340.32 and 340.24 lock up on thaw (after hibernate), 319.32 is fine

Hi there,

Quick summry of this email

X server locks on thaw after hibernation with 340.32 and 340.24 drives
but does not with 319.32 drives.

The symptom is a black screen - unresponsive to virtual terminal keys
etc. The X server is chewing 100% CPU

distribution kubuntu 12.04
kernel 3.2.45
nvidia-drivers - 319.32 good - 340.24 and 340.32 bad
platforms - various - Dell’s and HP’s
nvidia cards 780’s and Quadro 5000’s

I’ll attach (when I find the attach function!) two nvidia bug report log files - one before I attempt a
hibernate and one after the thaw when Xorg is eating 100% of the CPU.

Long story

We are doing a lot of hibernation and thawing (40 machines a night at
the moment) and have found the 340.32 (and 24) drivers almost always
hang on thaw. Even if there are no users logged in and kdm is the only
thing running on the X server.

On the same hardware and OS the 319.32 driver works perfectly.

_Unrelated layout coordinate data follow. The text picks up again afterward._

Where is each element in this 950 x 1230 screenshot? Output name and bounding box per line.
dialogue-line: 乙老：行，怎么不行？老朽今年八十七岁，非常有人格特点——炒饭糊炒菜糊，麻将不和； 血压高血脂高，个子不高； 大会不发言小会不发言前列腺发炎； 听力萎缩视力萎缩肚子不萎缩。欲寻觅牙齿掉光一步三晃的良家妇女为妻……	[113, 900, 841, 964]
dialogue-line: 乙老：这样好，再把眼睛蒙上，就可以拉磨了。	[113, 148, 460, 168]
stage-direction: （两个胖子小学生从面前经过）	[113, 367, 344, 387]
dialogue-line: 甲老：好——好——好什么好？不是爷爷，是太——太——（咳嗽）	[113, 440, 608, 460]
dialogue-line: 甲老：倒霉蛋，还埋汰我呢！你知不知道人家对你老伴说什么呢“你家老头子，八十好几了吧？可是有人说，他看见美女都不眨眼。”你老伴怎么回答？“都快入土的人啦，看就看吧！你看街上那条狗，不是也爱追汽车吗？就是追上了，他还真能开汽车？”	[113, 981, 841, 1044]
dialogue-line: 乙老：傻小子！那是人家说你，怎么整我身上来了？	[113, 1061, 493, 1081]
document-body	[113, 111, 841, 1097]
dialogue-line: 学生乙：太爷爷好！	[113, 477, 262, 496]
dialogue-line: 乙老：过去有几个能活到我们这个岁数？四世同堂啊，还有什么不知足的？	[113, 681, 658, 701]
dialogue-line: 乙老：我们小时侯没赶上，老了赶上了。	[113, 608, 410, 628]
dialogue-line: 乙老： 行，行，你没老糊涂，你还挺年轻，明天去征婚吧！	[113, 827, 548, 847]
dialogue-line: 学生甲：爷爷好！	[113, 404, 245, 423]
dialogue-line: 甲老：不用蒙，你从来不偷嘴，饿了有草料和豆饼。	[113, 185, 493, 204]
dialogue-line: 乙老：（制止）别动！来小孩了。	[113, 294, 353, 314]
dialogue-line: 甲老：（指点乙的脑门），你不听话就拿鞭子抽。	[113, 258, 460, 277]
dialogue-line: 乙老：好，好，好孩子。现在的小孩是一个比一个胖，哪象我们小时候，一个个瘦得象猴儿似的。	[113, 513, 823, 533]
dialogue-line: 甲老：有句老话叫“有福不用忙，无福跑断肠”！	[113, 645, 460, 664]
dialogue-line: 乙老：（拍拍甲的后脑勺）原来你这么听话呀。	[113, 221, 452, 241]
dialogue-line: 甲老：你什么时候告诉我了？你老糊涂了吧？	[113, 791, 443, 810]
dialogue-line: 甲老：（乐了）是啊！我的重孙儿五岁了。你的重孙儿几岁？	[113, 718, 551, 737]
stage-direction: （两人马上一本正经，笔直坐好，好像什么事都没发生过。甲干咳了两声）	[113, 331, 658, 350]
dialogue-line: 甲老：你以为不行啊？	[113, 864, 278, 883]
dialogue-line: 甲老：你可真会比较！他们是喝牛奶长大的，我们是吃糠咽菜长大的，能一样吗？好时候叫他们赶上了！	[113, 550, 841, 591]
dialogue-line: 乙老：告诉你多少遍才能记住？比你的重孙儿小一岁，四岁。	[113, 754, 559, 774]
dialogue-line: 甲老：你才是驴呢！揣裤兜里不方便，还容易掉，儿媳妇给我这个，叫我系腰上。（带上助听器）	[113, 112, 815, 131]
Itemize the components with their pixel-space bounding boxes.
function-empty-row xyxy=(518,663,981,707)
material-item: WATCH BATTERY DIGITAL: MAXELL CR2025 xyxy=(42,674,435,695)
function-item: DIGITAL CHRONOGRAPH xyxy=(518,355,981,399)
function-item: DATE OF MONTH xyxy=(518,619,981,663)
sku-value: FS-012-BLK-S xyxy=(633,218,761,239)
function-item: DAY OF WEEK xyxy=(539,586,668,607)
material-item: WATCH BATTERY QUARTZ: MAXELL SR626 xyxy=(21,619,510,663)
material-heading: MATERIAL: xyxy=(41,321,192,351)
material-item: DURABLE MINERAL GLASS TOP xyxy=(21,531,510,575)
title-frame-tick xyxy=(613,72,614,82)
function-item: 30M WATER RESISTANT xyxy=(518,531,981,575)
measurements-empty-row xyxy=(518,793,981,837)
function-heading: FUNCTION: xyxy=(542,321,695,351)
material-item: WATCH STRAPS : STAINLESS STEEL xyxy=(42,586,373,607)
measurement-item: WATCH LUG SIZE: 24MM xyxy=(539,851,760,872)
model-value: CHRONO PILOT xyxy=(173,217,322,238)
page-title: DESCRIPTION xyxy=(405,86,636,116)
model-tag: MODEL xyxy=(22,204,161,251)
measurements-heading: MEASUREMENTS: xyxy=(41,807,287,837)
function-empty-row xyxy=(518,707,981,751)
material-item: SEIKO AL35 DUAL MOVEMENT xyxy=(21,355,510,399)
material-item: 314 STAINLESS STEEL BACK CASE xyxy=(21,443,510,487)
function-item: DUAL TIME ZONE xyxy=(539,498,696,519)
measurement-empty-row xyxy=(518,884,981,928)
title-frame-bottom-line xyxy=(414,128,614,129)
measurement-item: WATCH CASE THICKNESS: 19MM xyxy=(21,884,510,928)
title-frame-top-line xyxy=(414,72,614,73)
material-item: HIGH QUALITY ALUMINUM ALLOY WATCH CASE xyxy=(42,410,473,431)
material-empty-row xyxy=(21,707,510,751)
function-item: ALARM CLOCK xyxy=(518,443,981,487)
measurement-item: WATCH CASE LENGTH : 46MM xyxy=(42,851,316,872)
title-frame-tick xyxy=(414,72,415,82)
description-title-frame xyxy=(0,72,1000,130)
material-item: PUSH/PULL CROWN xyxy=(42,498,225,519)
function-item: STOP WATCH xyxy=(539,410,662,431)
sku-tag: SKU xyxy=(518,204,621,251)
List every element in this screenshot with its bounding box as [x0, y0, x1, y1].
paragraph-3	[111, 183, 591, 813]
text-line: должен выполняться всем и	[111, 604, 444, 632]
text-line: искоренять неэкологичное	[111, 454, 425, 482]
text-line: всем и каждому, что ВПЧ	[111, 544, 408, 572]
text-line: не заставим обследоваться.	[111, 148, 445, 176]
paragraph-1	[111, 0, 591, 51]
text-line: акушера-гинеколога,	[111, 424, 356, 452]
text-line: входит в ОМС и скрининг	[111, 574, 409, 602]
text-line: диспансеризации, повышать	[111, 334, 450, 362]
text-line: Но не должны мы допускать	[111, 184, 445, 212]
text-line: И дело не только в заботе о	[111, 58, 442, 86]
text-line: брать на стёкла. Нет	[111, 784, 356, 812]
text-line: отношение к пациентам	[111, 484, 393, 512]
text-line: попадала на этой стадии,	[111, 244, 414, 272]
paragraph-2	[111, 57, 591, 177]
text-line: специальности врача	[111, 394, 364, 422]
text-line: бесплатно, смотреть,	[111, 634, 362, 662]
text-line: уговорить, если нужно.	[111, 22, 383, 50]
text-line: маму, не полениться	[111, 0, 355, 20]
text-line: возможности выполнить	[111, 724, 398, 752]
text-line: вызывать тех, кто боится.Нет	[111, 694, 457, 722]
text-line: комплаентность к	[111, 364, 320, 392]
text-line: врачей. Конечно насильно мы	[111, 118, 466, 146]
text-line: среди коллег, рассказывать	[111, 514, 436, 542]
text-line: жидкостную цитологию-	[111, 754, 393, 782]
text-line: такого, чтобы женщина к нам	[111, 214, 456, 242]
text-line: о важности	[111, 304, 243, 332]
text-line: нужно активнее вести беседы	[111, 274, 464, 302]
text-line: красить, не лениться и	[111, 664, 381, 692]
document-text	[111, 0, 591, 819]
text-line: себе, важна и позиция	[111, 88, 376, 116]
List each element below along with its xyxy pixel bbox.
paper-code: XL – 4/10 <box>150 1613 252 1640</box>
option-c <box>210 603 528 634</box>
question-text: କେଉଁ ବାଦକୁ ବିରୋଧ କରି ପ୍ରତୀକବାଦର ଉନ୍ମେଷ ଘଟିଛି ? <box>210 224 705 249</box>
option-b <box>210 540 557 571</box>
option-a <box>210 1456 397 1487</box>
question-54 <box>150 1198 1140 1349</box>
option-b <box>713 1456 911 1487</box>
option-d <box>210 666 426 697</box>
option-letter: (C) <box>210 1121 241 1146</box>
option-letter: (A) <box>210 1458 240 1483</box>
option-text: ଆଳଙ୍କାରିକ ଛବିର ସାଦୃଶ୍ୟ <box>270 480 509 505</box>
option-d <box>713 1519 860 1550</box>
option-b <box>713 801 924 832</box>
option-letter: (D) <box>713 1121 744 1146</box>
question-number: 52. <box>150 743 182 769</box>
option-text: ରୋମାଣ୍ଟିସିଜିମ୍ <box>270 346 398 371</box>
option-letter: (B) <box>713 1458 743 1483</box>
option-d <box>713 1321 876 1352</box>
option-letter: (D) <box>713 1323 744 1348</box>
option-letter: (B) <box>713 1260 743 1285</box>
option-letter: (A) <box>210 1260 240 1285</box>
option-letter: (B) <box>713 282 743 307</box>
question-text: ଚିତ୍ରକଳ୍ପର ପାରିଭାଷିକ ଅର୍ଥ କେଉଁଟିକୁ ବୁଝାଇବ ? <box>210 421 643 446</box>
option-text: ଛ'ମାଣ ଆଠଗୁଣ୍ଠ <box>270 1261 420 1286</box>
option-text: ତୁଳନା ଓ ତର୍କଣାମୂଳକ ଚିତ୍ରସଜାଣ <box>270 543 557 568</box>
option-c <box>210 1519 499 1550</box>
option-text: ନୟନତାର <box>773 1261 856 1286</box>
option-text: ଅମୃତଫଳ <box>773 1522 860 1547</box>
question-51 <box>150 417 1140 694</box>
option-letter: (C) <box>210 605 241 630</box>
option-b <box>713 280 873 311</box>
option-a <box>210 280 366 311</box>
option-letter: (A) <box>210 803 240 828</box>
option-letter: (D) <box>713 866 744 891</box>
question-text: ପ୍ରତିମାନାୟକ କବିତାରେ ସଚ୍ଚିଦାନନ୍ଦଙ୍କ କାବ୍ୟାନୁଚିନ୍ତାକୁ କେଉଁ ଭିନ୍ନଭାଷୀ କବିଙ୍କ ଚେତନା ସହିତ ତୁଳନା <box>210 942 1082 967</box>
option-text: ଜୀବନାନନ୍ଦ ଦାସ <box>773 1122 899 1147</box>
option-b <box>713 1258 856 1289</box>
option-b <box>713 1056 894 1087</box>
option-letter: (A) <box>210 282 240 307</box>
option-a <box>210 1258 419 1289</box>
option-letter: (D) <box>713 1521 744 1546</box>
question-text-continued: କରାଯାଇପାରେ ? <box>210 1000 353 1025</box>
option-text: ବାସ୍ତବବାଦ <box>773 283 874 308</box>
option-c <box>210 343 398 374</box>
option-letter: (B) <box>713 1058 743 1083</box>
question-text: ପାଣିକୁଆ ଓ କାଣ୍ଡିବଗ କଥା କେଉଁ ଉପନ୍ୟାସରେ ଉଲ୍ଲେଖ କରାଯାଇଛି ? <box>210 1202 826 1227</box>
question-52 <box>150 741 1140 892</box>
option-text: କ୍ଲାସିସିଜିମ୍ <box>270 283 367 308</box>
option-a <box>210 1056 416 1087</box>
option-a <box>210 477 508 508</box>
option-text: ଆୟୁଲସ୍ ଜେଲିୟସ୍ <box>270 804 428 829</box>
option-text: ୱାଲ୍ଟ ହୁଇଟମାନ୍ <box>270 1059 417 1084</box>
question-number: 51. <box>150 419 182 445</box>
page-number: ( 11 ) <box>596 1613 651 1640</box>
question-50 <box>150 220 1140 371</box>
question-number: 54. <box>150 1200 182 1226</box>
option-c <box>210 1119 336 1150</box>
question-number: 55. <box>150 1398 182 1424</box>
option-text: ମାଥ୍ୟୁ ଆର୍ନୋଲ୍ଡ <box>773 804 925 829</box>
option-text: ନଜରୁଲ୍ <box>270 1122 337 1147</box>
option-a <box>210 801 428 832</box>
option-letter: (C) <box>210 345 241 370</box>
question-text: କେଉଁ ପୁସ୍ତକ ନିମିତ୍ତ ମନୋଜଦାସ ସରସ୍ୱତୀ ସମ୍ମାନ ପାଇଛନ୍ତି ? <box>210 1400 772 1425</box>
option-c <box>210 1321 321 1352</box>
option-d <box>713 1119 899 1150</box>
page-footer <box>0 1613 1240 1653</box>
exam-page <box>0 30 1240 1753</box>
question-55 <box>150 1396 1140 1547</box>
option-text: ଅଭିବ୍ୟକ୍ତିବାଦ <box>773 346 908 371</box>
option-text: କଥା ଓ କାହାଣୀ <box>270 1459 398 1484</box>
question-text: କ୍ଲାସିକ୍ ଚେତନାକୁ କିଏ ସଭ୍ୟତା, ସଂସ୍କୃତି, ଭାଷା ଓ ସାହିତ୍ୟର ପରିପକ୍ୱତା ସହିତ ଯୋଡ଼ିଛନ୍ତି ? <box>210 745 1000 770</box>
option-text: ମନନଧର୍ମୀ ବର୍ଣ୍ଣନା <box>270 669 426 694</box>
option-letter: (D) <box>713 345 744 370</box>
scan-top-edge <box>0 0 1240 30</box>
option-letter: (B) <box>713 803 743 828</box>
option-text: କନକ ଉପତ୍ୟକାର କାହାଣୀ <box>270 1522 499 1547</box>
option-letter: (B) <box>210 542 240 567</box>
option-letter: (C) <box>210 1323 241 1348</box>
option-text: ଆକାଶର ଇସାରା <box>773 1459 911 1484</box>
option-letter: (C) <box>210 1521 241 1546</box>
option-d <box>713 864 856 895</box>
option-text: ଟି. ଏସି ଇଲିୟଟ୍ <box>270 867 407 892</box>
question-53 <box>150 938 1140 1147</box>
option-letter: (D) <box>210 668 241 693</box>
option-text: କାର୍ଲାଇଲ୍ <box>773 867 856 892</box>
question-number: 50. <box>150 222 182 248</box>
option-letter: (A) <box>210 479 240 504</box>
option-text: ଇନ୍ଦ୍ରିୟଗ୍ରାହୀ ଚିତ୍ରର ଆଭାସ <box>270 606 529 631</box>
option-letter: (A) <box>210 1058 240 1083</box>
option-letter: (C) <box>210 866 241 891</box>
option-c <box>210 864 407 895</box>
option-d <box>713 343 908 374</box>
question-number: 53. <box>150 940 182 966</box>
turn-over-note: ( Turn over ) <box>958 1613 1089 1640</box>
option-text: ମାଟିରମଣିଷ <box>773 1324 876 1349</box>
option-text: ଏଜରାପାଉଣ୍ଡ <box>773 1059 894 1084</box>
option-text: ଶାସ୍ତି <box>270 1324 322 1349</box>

I’ve seen the problem on Dell and HP workstations.

A user doesn’t even have to be logged in for it to happen.

When the machine thaws the screen is black and Xorg is eating 100% CPU.

If I attach gdb to X and dump the stack I get:

(gdb) where
#0  0x00007ffbfe2722c8 in __GI___poll (fds=0x7fffcf8103f0, nfds=1, timeout=<optimized out>) at ../sysdeps/unix/sysv/linux/poll.c:83
#1  0x00007ffbf8432720 in ?? () from /usr/lib/xorg/modules/drivers/nvidia_drv.so
#2  0x00007ffbf84c2ba4 in ?? () from /usr/lib/xorg/modules/drivers/nvidia_drv.so
#3  0x00007ffbf84c2e62 in ?? () from /usr/lib/xorg/modules/drivers/nvidia_drv.so
#4  0x00007ffbf84b3898 in ?? () from /usr/lib/xorg/modules/drivers/nvidia_drv.so
#5  0x00007ffbf84bcb48 in ?? () from /usr/lib/xorg/modules/drivers/nvidia_drv.so
#6  0x00007ffbf8469044 in ?? () from /usr/lib/xorg/modules/drivers/nvidia_drv.so
#7  0x00007ffbf8806d6e in ?? () from /usr/lib/xorg/modules/drivers/nvidia_drv.so
#8  0x00007ffbf87fa994 in ?? () from /usr/lib/xorg/modules/drivers/nvidia_drv.so
#9  0x00007ffc0008d7eb in ?? ()
#10 0x00007ffc0009a845 in ?? ()
#11 0x00007ffc0007f918 in xf86Wakeup ()
#12 0x00007ffc000467eb in WakeupHandler ()
#13 0x00007ffc00179c76 in WaitForSomething ()
#14 0x00007ffc000425f2 in ?? ()
#15 0x00007ffc000317ba in ?? ()
#16 0x00007ffbfe1ab76d in __libc_start_main (main=0x7ffc00031420, argc=8, ubp_av=0x7fffcf811118, init=<optimized out>, fini=<optimized out>, 
    rtld_fini=<optimized out>, stack_end=0x7fffcf811108) at libc-start.c:226
#17 0x00007ffc00031aad in _start ()
(gdb)

The 343 drivers won’t start up. I’ll make a separate report for that.

[This file was removed because it was flagged as potentially malicious] (246 KB)
x-server-ok-before-hibernate-nvidia-bug-report.log.gz (242 KB)

I’ve restarted this project. I have not had a single problem like this when I unbound all USB devices before hibernating. No more problems with the X server chewing 100% CPU.

Essentially I used the script from here

http://thecodecentral.com/2011/01/18/fix-ubuntu-10-10-suspendhibernate-not-working-bug

I did have one hang - but I had forgotten to install the script to unbind the devices. I’ve never had a hang yet (I have 10 machines that are hibernating nightly) when I correctly installed the script.

I’m not 100% sure the script is the fix - I haven’t done controlled regression tests - but just in case someone is having trouble - maybe it will fix them.

Another possibility is of course the 340.46 driver we are running now.